Data: 2006-06-09 10:41:32
Temat: Re: A ja o serialach
Od: "Jesus" <n...@p...onet.pl>
Pokaż wszystkie nagłówki
Duch napisał(a):
> a wiec nie chcemy byc "nudni" (seriale), bo nie chcemy byc zle widziani,
> miec
> "zly" image.
To tak jak z muzyką disco polo.
Wiadomo, najpierw trzeba zbadać rynek - taka polska, takie seriale.
Brazylijskie seriale są odbierane bardzo emocjonalnie, na takich
serialach
się płacze - choć może nie w Polsce, widziałem jak Meksykanie się
na tym rozklejali.
Coś realnego.... dla polaków... oglądałeś lot 93?

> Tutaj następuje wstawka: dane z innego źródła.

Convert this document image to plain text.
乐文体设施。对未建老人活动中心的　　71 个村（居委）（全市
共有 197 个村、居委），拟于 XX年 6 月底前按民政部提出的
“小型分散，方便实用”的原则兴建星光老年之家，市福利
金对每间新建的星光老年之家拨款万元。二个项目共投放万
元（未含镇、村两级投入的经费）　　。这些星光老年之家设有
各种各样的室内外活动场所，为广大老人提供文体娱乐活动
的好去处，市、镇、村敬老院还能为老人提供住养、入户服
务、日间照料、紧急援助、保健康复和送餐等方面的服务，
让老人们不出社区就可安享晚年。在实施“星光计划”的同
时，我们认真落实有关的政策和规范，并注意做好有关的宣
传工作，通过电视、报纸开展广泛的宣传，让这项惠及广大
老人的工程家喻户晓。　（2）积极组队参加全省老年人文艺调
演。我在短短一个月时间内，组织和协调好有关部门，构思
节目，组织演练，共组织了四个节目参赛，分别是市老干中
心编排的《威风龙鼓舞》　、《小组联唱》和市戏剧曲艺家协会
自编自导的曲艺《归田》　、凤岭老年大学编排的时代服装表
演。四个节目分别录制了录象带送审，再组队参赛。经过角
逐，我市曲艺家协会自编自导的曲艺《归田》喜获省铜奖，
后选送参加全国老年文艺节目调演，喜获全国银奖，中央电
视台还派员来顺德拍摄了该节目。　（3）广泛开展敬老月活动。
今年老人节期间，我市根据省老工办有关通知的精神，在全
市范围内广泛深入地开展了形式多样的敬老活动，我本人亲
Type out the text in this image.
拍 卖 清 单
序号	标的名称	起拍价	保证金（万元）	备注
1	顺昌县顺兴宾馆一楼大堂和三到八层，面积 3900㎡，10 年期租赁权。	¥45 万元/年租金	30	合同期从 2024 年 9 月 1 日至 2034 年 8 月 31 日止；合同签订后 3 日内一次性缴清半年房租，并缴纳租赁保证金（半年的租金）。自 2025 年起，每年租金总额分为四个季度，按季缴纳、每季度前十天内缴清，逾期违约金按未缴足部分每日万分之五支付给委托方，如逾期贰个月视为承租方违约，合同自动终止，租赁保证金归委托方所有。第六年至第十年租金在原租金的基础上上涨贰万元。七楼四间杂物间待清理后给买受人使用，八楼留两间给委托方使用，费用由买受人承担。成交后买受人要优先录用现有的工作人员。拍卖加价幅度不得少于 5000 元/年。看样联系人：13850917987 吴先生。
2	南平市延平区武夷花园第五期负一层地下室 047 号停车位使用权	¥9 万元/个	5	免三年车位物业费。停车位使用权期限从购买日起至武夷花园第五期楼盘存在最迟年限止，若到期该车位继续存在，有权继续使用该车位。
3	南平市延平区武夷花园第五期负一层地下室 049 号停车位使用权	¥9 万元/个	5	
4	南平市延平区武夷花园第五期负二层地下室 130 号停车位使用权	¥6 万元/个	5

Film w stylu "tak to się wydarzyło, tak ludzie zginą, tak jestem
patriotą" ;)
Tak naprawdę mamy taką potrzebę utożsamienia się z kimś na
ekranie. Chcemy oglądać kolejnego bigbrother bo możemy powiedzieć
"ej to my", to nasze życiowe problemy...
ooooo Pani Juzia... no nie mogę JUziunia droga..... ooo a staszek i
marysia już się zeszli ze sobą... czy znowu się kłócą? ;)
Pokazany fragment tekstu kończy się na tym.